AFASPA
Association
Française d’Amitié et de Solidarité avec les Peuples
d’Afrique
vendredi 2 novembre
2018
L’Arnaque
de la France coloniale en Kanaky
Jouer
la montre, c’est la méthode employée par la France pour maintenir sa mainmise
politique, économique et culturelle sur La Nouvelle Calédonie où les troupes de
Napoléon III ont mis les pieds en 1853 et annexé le « cailloux ». Les
accords de Matignon de 1988 prévoyaient un référendum en 1998 reporté, cette
année là, de 10 ans par les accords de Nouméa.
C’est
donc 58 ans après le vote de la résolution 1514 de l’Assemblée générale des
Nations Unies, sur « le droit à l’indépendance des peuples et des pays
coloniaux », l’État français met en œuvre sa nouvelle version de
confiscation de l’autodétermination des peuples qu’il a colonisés, différente de
celle utilisée aux Comores en 1975. Grâce à sa colonisation de peuplement, des
ressortissants du peuple du pays colonisateur et des communautés régionales
« installées » pour travailler dans les mines, pourront s’exprimer sur
le devenir du peuple et du pays Kanak !
Depuis
la modification de la loi en 2018, les électeurs ayant le statut de « droit
coutumier » ne représentent que 39%. Sur la population totale de
268 700 habitants, le collège électoral est de 210 105 personnes dont
174 000 sont appelées à voter lors du référendum. C’est donc la
quasi-totalité des électeurs présents qui pourront s’exprimer. Mina Kherfi,
militante de la cause kanake ne décolère pas : « Ils ont truffé
la liste électorale de métropolitains récemment arrivés, au-delà de ceux admis
par le FLNKS dans les accords de Matignon et de Nouméa. Aucun des recours
engagés par les indépendantistes pour dénoncer des cas flagrants n’a abouti. La
France est juge et partie dans l’affaire ».
Ce
19 septembre à la Bourse du Travail de Paris, devant une assemblée de nombreux
militants, André Forest président du l’USTKE (Union syndicale des travailleurs
kanak et des exploités) rappelle les nombreux soulèvements populaires qui ont eu
lieu entre 1917 et 1980 contre sa situation de domination et de marginalisation.

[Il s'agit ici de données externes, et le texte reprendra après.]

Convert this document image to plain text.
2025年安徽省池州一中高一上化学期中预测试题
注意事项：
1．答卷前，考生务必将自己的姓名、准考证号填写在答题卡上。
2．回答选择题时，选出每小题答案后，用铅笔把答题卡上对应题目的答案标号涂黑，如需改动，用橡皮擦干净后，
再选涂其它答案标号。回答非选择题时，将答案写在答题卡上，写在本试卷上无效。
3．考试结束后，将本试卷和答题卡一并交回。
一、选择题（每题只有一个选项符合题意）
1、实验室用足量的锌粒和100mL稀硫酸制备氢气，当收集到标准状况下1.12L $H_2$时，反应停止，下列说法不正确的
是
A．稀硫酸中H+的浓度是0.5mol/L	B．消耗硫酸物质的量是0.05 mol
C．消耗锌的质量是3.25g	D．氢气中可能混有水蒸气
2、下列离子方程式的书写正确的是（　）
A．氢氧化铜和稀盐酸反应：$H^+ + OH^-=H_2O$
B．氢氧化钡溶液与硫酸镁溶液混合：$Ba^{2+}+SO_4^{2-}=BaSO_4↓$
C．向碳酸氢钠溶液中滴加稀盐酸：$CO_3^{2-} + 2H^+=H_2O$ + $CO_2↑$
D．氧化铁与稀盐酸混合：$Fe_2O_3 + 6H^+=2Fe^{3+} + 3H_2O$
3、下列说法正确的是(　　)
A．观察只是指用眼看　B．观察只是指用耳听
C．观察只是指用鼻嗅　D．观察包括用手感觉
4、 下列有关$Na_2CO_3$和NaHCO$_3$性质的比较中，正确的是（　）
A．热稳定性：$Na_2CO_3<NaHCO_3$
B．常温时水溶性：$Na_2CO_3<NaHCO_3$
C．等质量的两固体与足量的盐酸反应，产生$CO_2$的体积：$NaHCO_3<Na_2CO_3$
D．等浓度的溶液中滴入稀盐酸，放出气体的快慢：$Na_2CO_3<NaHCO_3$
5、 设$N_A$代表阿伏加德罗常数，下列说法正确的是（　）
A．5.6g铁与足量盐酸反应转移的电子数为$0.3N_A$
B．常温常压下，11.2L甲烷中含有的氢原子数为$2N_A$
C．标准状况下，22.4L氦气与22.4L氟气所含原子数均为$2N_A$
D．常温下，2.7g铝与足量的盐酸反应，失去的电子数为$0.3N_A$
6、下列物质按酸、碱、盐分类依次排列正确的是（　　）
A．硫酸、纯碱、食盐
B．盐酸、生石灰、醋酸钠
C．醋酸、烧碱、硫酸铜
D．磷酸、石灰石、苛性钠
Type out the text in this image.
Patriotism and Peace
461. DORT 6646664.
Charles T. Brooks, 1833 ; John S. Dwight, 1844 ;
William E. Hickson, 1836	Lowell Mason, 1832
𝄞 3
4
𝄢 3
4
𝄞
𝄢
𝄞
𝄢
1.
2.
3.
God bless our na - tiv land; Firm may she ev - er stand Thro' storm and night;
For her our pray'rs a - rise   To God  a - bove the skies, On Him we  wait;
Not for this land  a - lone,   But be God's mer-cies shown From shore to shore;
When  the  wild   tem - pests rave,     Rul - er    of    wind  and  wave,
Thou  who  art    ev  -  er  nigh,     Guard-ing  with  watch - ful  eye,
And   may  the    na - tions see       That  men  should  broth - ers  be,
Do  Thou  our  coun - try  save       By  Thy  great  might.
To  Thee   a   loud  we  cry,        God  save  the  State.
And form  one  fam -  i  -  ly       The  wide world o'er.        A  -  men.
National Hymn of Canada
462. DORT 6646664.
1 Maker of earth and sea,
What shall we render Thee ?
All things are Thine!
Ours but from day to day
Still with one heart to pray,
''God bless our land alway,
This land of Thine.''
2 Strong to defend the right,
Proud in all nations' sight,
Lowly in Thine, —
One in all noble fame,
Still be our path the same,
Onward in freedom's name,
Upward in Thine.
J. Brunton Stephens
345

Il dénonce la nouvelle manipulation des listes électorales où manquent nombre de
Kanaks alors que des Français nouvellement arrivés y figurent. En 1983 quand
l’idée d’un référendum est évoquée les indépendantistes ont accepté le vote pour
les descendants des bagnards, de leurs gardiens et des agriculteurs des
premières colonies de peuplement. Aujourd’hui d’extension en extension, le
peuple colonisé est devenu minoritaire. La composition des parties appelées à
négocier induit déjà le compromis final : Indépendantistes
- Loyalistes - État français (qui se prétend l’arbitre). Si les
indépendantistes sont représentés dans les instances mises en place dans les
accords de 1988 et 2018, ils y sont minoritaires. André Forest dénonce la
tentative d’assimilation. « L’acculturation est la question cruciale pour
dissoudre les Kanaks dans un peuple calédonien. Or l’identité de notre peuple
est importante, elle traverse toute notre vie ». Rock Haocas, du Parti
Travailliste évoque la déshérence des jeunes dont seulement 3% disposent d’un
diplôme supérieur. Ceux qui viennent se former en France ne trouvent que des
emplois d’exécution à leur retour. Il dénonce le manque de visibilité des Kanaks
dans la fonction publique, les entreprises de transport locales sont éliminées
dans les zones portuaires, la paupérisation particulièrement importante dans les
îles où ils sont majoritaires. Quant aux trois usines du sud, elles rejettent
leurs acides dans le lagon classé au patrimoine de
l’Humanité.
Le
peuplement, un classique de la colonisation Pierre Mesmer, un expert du genre,
dans sa circulaire de 1972 donnait des instructions claires au haut-commissaire
en Nouvelle-Calédonie : « faire du blanc ». Aujourd’hui les
Kanaks représentent 39,05% de la population (contre 44% en 1996), les européens
27,241%, les populations océaniennes de Wallis-et-Futuna 8,16%, de Tahiti,
d’Indonésie, du Viet Nam et du Vanuatu 5,43% les autres ou non déclarées
20,14%.
Après
avoir ajourné la tenu du référendum d’une dizaine d’années Le tour est joué, à
la notion de droit du peuple colonisé à s’autodéterminer, la France coloniale
substitue la notion de droit du peuple calédonien à s’exprimer. Le FLNKS qui a
signé les accords n’en remet pas en cause les applications pernicieuses.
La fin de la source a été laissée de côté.